The film was so popular that it made over $4 million, after being produced for about $140,000 — a nearly thirtyfold profit. Imagine a routine Hollywood horror film, with a budget of $40 million — it would have to gross over a billion dollars to be as successful an investment.
Two years later a sequel, The Curse Of the Cat People, was released. That film was the first directorial feature for Robert Wise, who would direct future classics like The Day The Earth Stood Still, West Side Story, The Sound Of Music, and The Andromeda Strain. It is also included on the Warner Brothers DVD of Cat People, along with its own commentary and features. The two films are part of a five-disk, nine film (including one documentary on the works of Lewton) package called The Val Lewton Horror Collection, which has all the classics made between 1942 and 1946.

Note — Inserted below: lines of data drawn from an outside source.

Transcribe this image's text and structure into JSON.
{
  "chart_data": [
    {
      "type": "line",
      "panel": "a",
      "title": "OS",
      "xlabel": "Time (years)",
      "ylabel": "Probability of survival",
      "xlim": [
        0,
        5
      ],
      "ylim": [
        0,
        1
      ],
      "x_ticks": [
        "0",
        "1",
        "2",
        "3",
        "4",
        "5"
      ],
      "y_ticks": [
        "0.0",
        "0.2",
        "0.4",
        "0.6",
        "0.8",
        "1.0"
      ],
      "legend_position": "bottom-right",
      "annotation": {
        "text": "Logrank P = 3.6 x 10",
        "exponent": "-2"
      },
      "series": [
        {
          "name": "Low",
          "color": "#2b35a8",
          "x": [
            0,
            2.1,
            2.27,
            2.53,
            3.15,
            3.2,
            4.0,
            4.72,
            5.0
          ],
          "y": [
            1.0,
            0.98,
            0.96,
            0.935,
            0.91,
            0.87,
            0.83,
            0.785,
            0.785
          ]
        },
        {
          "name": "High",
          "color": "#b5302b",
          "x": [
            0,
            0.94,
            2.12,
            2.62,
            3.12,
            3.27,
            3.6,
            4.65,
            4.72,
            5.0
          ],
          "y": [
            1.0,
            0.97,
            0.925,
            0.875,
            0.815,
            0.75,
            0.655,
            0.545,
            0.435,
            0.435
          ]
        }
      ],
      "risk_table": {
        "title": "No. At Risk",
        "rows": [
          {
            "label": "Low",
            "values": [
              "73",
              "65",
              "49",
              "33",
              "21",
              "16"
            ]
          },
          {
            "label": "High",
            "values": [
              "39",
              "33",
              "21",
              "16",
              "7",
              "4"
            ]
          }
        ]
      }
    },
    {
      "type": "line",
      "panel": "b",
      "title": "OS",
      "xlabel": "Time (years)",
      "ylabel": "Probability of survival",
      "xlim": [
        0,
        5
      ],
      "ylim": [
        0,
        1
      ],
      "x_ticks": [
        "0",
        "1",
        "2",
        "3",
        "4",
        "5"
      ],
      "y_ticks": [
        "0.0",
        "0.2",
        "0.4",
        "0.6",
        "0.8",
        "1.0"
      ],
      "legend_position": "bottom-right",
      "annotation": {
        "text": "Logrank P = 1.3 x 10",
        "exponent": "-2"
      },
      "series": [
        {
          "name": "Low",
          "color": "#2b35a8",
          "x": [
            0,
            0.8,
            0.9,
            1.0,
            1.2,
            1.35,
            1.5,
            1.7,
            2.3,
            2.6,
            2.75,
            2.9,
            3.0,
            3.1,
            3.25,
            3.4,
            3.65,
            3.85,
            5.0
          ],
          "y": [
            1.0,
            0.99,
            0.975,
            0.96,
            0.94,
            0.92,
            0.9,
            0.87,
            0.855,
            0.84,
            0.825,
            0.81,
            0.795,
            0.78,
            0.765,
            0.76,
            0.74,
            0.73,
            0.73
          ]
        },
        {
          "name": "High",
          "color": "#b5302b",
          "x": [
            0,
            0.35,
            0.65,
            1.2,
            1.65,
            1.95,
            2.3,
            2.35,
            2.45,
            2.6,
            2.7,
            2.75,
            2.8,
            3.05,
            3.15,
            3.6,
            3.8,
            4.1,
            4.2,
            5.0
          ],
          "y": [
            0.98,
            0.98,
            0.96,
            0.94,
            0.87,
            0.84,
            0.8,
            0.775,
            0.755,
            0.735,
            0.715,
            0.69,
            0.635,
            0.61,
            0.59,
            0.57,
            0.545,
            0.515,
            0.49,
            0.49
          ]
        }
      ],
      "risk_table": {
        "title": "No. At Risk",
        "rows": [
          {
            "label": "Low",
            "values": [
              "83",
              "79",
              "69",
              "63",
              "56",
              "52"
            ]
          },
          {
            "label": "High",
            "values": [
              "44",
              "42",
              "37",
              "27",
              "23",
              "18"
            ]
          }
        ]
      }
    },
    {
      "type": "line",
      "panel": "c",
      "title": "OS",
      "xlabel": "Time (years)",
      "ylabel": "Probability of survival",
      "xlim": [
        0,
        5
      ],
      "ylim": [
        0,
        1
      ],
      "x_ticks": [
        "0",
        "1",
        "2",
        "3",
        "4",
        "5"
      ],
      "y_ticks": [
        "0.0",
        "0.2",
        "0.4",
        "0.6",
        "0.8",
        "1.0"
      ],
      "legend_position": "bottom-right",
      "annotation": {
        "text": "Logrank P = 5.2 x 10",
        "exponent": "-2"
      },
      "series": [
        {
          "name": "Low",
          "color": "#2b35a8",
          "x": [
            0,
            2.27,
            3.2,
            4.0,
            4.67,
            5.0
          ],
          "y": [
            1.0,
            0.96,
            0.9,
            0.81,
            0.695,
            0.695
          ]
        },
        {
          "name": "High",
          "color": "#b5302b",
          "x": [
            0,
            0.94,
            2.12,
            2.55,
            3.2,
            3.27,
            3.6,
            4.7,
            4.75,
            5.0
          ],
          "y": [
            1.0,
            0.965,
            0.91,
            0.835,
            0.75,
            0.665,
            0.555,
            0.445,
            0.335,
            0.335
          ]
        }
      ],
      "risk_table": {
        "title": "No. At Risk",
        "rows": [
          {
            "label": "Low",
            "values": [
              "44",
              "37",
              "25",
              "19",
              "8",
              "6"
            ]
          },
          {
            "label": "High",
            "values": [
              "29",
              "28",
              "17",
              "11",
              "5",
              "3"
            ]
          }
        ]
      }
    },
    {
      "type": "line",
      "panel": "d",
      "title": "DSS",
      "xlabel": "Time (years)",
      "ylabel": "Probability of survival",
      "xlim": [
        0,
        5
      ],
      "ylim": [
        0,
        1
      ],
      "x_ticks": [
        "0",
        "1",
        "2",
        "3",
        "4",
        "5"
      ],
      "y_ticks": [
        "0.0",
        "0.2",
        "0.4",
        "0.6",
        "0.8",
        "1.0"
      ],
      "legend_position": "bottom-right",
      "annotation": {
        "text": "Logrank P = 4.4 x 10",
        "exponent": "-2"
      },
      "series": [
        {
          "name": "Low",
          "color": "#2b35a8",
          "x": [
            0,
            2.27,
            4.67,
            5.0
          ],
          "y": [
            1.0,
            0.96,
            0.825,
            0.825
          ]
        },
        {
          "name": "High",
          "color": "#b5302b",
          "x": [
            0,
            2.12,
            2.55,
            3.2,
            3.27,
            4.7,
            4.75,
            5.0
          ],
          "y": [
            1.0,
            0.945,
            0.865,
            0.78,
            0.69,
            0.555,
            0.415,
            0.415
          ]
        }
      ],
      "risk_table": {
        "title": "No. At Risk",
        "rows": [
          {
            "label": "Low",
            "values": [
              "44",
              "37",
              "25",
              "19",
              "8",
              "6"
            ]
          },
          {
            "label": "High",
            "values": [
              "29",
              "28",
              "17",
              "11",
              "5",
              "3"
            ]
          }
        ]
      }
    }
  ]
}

The features for Cat People are a theatrical trailer and a commentary by horror film maven and historian Greg Mank. Mank gives a sterling commentary. Although scripted, it is concise, ebullient, informative, and punctuated with several interludes from a recorded phone conversation with Simon. Were all commentaries as good as this even the worst films would be enjoyable DVD experiences. The DVD print of the film, however, is solid, at best. There are several instances where spots and scratches are abundant.
Of course, success breeds all sorts of ridiculous claims, such as bad critics who see Irena as a lesbian; thus her frigidity, the approach of the other cat woman at her wedding, and the stalking of Alice. Of course, the film's every frame undercuts such claims. But the film is so good at letting people imbue scarier things into it than are seen, for Tourneur and Lewton know that the average viewer can scare themselves better than they could; that bad critics will read much more into it than is seen is only natural.
Cat People is a great treatise on human loneliness, for few film characters have ever been more alone than Irena Dubrovna. Only Taxi Driver's Travis Bickle - another transplanted New Yorker with a violent streak and sexual problems - may surpass her. It also starts and ends with epigraphs, something that European arts films only picked up on later.